Die Jüdische Gemeinde zu Halle, deren Mitglieder der Täter ermorden wollte, wird bis heute von Terror-verherrlichenden Zuschriften überschwemmt. Zuvor gab es bereits antisemitische Schmähungen und Hetze gegen die Gemeinde, die einen Bezug zum Terror des 9. Oktobers hatten.
Erst in dieser Woche wurden in Halle Stolpersteine zerstört, die an die Opfer des Naziterrors erinnern. Vor wenigen Tagen geschah dies in Zeitz. Das betraf etwa den Stolperstein für Gustav Flörsheim. Der deutsch-jüdische Mediziner wurde von den deutschen Faschisten in Auschwitz ermordet und zuvor im Roten Ochsen in Halle gefoltert – als Widerstandskämpfer und als Jude.

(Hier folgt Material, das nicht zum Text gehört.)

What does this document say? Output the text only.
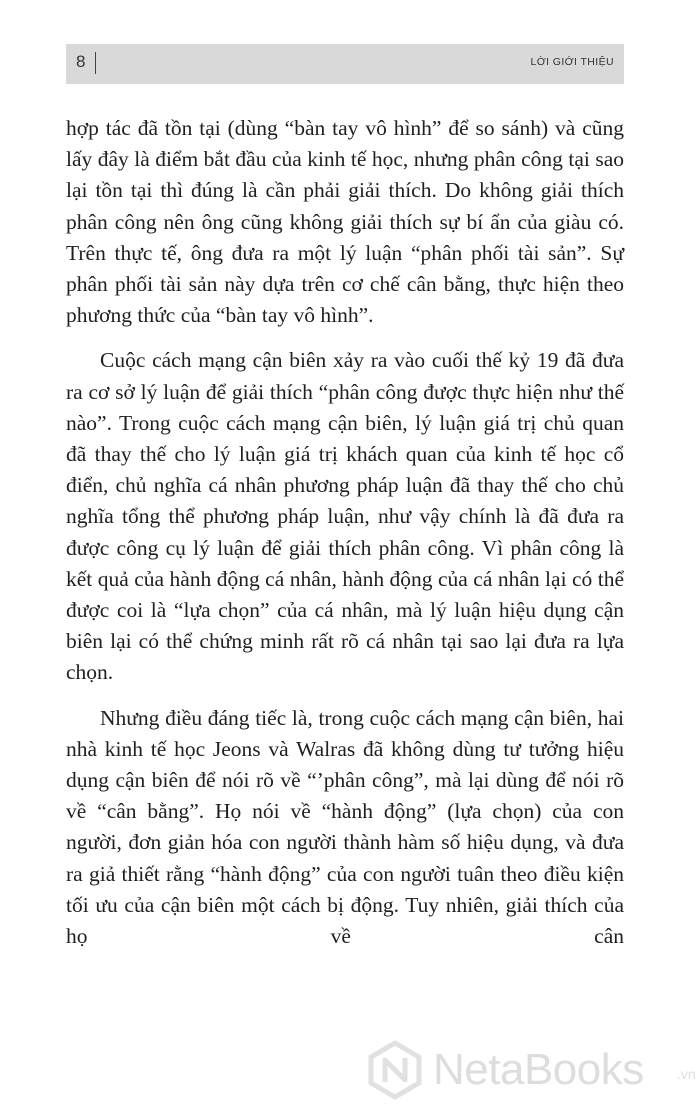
8	LỜI GIỚI THIỆU

hợp tác đã tồn tại (dùng “bàn tay vô hình” để so sánh) và cũng lấy đây là điểm bắt đầu của kinh tế học, nhưng phân công tại sao lại tồn tại thì đúng là cần phải giải thích. Do không giải thích phân công nên ông cũng không giải thích sự bí ẩn của giàu có. Trên thực tế, ông đưa ra một lý luận “phân phối tài sản”. Sự phân phối tài sản này dựa trên cơ chế cân bằng, thực hiện theo phương thức của “bàn tay vô hình”.

Cuộc cách mạng cận biên xảy ra vào cuối thế kỷ 19 đã đưa ra cơ sở lý luận để giải thích “phân công được thực hiện như thế nào”. Trong cuộc cách mạng cận biên, lý luận giá trị chủ quan đã thay thế cho lý luận giá trị khách quan của kinh tế học cổ điển, chủ nghĩa cá nhân phương pháp luận đã thay thế cho chủ nghĩa tổng thể phương pháp luận, như vậy chính là đã đưa ra được công cụ lý luận để giải thích phân công. Vì phân công là kết quả của hành động cá nhân, hành động của cá nhân lại có thể được coi là “lựa chọn” của cá nhân, mà lý luận hiệu dụng cận biên lại có thể chứng minh rất rõ cá nhân tại sao lại đưa ra lựa chọn.

Nhưng điều đáng tiếc là, trong cuộc cách mạng cận biên, hai nhà kinh tế học Jeons và Walras đã không dùng tư tưởng hiệu dụng cận biên để nói rõ về “’phân công”, mà lại dùng để nói rõ về “cân bằng”. Họ nói về “hành động” (lựa chọn) của con người, đơn giản hóa con người thành hàm số hiệu dụng, và đưa ra giả thiết rằng “hành động” của con người tuân theo điều kiện tối ưu của cận biên một cách bị động. Tuy nhiên, giải thích của họ về cân

NetaBooks .vn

Alle Erscheinungsformen des Antisemitismus müssen nachhaltig bekämpft werden. Unsere Solidarität gilt den jüdischen Gemeinden im Land, gilt bedrängten Nachbarn, Studentinnen, Gastronomen und Künstlern. Der damalige Kiez-Döner, der heute der Erinnerungsort TeKiez ist, wird bis heute immer wieder angegriffen. In der Nacht vor dem Gedenken zum fünften Jahrestag wurde der Ort mit Hakenkreuzen beschmiert. In Halle kommt es wie auch an anderen Orten Sachsen-Anhalts immer wieder zu rassistischen Übergriffen und brutalen Attacken. Menschen mit vermeintlicher oder tatsächlicher Migrationsgeschichte werden zum Problem erklärt, werden verdrängt und im Alltag diskriminiert.
Dieses Land hat die Pflicht, sich gegen jeden Antisemitismus und gegen jeden Rassismus zu stellen! Dafür ist politisch noch viel zu tun. Derzeit geraten antirassistische und antifaschistische Projekte bundesweit unter Druck. Eine Welle des Antisemitismus erfasst etliche gesellschaftliche Bereiche und die Verhöhnung der Opfer des Terrors vom 9. Oktober sowie die Verherrlichung der faschistischen deutschen Geschichte haben Konjunktur. Dagegen muss es heißen: Erinnern heißt Handeln!
Wir müssen handeln, indem wir den Betroffenen und Überlebenden zuhören. Es kann und darf kein Gedenken ohne Betroffene geben. Diese müssen endlich vollumfänglich unterstützt werden. Ihr Leid muss offiziell gesehen werden, genau wie sie klar als Betroffene antisemitischen und rassistischen Terrors anerkannt werden müssen. Bürokratische Probleme und Abwehrhaltungen dürfen wir uns nicht erlauben.
Wir müssen handeln, indem wir uns solidarisieren und diejenigen unterstützen, die Rassismus und Antisemitismus entgegentreten und an die Gefahren des rechten Terrors erinnern. Gemeinsam können wir geschändete Stolpersteine ersetzen, uns rassistischer und antisemitischer Hetze entgegenstellen, ein würdiges Gedenken fördern und verhindern, dass die rassistische und antisemitische Propaganda verfängt. Dazu gehört auch, dass die Leistungsfähigkeit der Landeszentrale für politische Bildung nicht durch den Stopp der Besetzung freiwerdender Stellen geschmälert wird.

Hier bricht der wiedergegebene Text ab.